Which is the reason Robert Downey Jr., who Cuarón had been talking to about the project, opted out. (Over its many years in development, Natalie Portman, Marion Cotillard, and Scarlett Johansson were all reportedly considered for the role Bullock finally landed.)

"It took so long, this project," the director says. "We had conversations with actors, and then, you know, 'OK, well, I'm going to do this movie,' 'OK, well, I'll catch up with you,' and then you end up not catching up. . . . And it was not until we were really ready to go that we got serious and said, 'OK, we can make offers to actors now.' We could not make offers to actors when we didn't know when we were going to shoot."

And Downey?

"Once we defined the technology, it became clear that how we were going to make it and what Robert does were not compatible. How can you tell Robert to stick to the timing? The thing with Robert is that he improvises all the time, and tries different things, so it was not going to be something in which he would really expand what he's great at."

But as sorry as he was to see Downey go - and the other stars he'd been meeting with - Cuarón is hardly unhappy now.

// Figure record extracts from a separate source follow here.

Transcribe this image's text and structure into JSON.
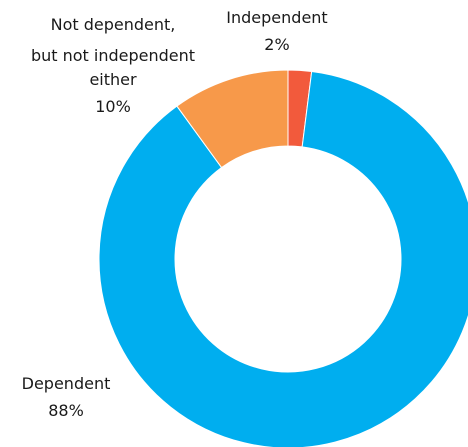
{
  "chart_data": {
    "type": "pie",
    "donut": true,
    "title": "",
    "slices": [
      {
        "label": "Independent",
        "value": 2,
        "display": "2%",
        "color": "#F25A3C"
      },
      {
        "label": "Dependent",
        "value": 88,
        "display": "88%",
        "color": "#00AEEF"
      },
      {
        "label": "Not dependent, but not independent either",
        "value": 10,
        "display": "10%",
        "color": "#F7994A"
      }
    ],
    "labels": {
      "independent": {
        "lines": [
          "Independent"
        ],
        "percent": "2%"
      },
      "dependent": {
        "lines": [
          "Dependent"
        ],
        "percent": "88%"
      },
      "neither": {
        "lines": [
          "Not dependent,",
          "but not independent",
          "either"
        ],
        "percent": "10%"
      }
    }
  }
}
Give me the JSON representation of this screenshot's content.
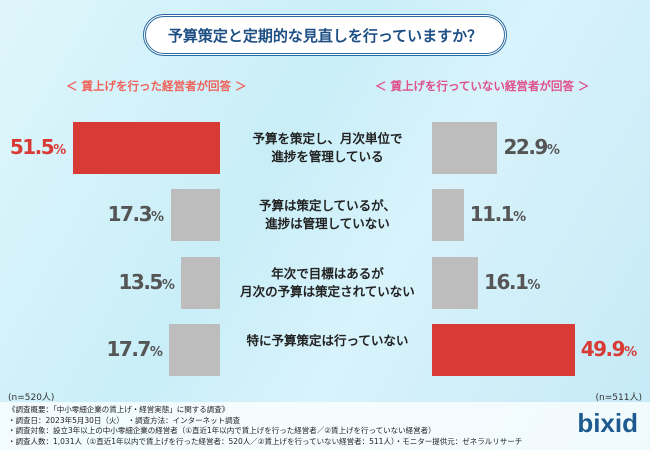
{
  "chart_data": {
    "type": "bar",
    "title": "予算策定と定期的な見直しを行っていますか？",
    "categories": [
      "予算を策定し、月次単位で\n進捗を管理している",
      "予算は策定しているが、\n進捗は管理していない",
      "年次で目標はあるが\n月次の予算は策定されていない",
      "特に予算策定は行っていない"
    ],
    "series": [
      {
        "name": "＜ 賃上げを行った経営者が回答 ＞",
        "values": [
          51.5,
          17.3,
          13.5,
          17.7
        ],
        "n": "(n=520人)"
      },
      {
        "name": "＜ 賃上げを行っていない経営者が回答 ＞",
        "values": [
          22.9,
          11.1,
          16.1,
          49.9
        ],
        "n": "(n=511人)"
      }
    ],
    "highlight_color": "#d83b36",
    "bar_color": "#bdbdbd",
    "unit": "%"
  },
  "footer": [
    "《調査概要：「中小零細企業の賃上げ・経営実態」に関する調査》",
    "・調査日：2023年5月30日（火）　・調査方法：インターネット調査",
    "・調査対象：設立3年以上の中小零細企業の経営者（①直近1年以内で賃上げを行った経営者／②賃上げを行っていない経営者）",
    "・調査人数：1,031人（①直近1年以内で賃上げを行った経営者：520人／②賃上げを行っていない経営者：511人）・モニター提供元：ゼネラルリサーチ"
  ],
  "logo": "bixid"
}
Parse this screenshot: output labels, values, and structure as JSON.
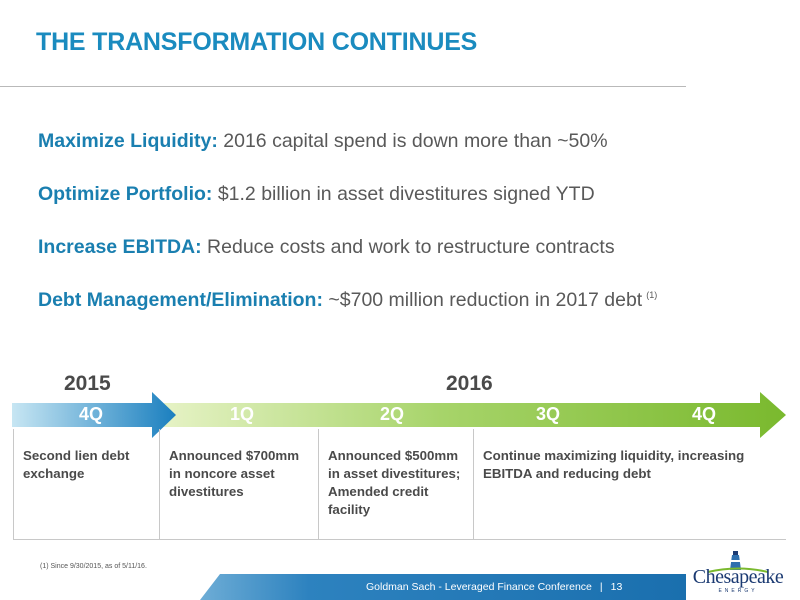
{
  "title": "THE TRANSFORMATION CONTINUES",
  "bullets": [
    {
      "lead": "Maximize Liquidity:",
      "text": " 2016 capital spend is down more than ~50%",
      "note": ""
    },
    {
      "lead": "Optimize Portfolio:",
      "text": " $1.2 billion in asset divestitures signed YTD",
      "note": ""
    },
    {
      "lead": "Increase EBITDA:",
      "text": " Reduce costs and work to restructure contracts",
      "note": ""
    },
    {
      "lead": "Debt Management/Elimination:",
      "text": " ~$700 million reduction in 2017 debt",
      "note": "(1)"
    }
  ],
  "timeline": {
    "years": [
      "2015",
      "2016"
    ],
    "quarters": [
      "4Q",
      "1Q",
      "2Q",
      "3Q",
      "4Q"
    ],
    "boxes": [
      "Second lien debt exchange",
      "Announced $700mm in noncore asset divestitures",
      "Announced $500mm in asset divestitures; Amended credit facility",
      "Continue maximizing liquidity, increasing EBITDA and reducing debt"
    ],
    "colors": {
      "blue_start": "#c7e6f3",
      "blue_end": "#1a7fbf",
      "green_start": "#e7f3c7",
      "green_end": "#7ab92e"
    }
  },
  "footnote": "(1)  Since 9/30/2015, as of 5/11/16.",
  "footer": {
    "text": "Goldman Sach - Leveraged Finance Conference",
    "separator": "|",
    "page": "13",
    "color_dark": "#1a6fae"
  },
  "logo": {
    "name": "Chesapeake",
    "sub": "ENERGY",
    "icon": "lighthouse-icon"
  }
}
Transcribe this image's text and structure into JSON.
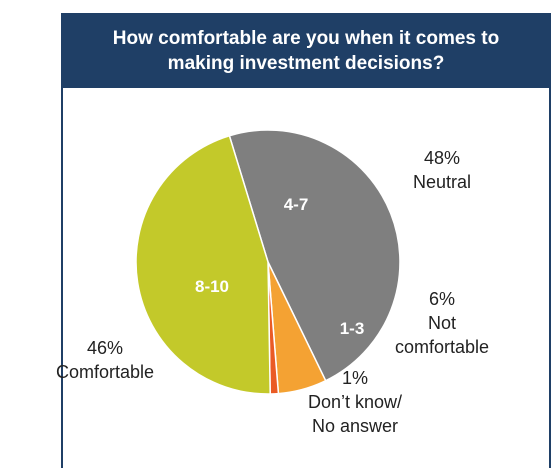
{
  "chart_data": {
    "type": "pie",
    "title": "How comfortable are you when it comes to making investment decisions?",
    "slices": [
      {
        "inner_label": "4-7",
        "value": 48,
        "pct_label": "48%",
        "name_lines": [
          "Neutral"
        ],
        "color": "#7f7f7f"
      },
      {
        "inner_label": "1-3",
        "value": 6,
        "pct_label": "6%",
        "name_lines": [
          "Not",
          "comfortable"
        ],
        "color": "#f4a233"
      },
      {
        "inner_label": "",
        "value": 1,
        "pct_label": "1%",
        "name_lines": [
          "Don’t know/",
          "No answer"
        ],
        "color": "#ea5b25"
      },
      {
        "inner_label": "8-10",
        "value": 46,
        "pct_label": "46%",
        "name_lines": [
          "Comfortable"
        ],
        "color": "#c3c92a"
      }
    ]
  }
}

"I ended up maybe in the best place," he says, speaking of his A-list duo. "And I have to say in my experience that happens quite a lot. All of these journeys and obstacles just bring everything to the right place. I was very lucky."

Gravity, certain to be an awards contender, opens Friday. 

Robert Reich's glass is half full. Despite the sobering numbers and grim case studies in the must-see documentary Inequality for All, Robert Reich, former U.S. Secretary of Labor and current University of California, Berkeley, professor, isn't all gloom and doom about our prospects. In the film, directed by Jacob Kornbluth and adapted from Reich's book, Aftershock: The Next Economy and America's Future, the charismatic, self-deprecating economist takes a look at the ever-widening income gap in America - its causes and its consequences, as more wealth is concentrated in fewer hands.

"As I say in the start of the film, not only are we the most unequal of all the developed countries, but we're surging towards greater inequality faster," says Reich, on the phone from New York the other day.

Still, by the end of the picture, Reich is practically beaming rays of sunshine as he impels the students in a giant lecture hall to go out and do good.

"I'm not a cockeyed optimist," Reich cautions. "But there are reasons for optimism. One is that the economy can't continue in the direction it's going without risking more deep recessions, booms and busts and chronically high unemployment.

"The rich would do better with a smaller share of a rapidly growing economy than they are doing now with a large share of an economy that's barely growing because the majority of Americans don't have the purchasing power to keep it going. And I like to think that the wealthy are rational and know that it's in the best interest of everyone to reverse the trends . . . .

"It's not a zero-sum game in which the only way that the middle class and the poor do better is if the wealthy do worse. In fact, our history is very much of a positive-sum game. The rising tide lifts all boats.

"And this is the other thing that makes me optimistic: that there have been at least three times in the past century where we made major adjustments and reduced inequality, increased equal opportunity, spread the prosperity to a much greater extent and saved capitalism from its own excesses."

Yes! Inequality for All opened Friday at the Ritz Five.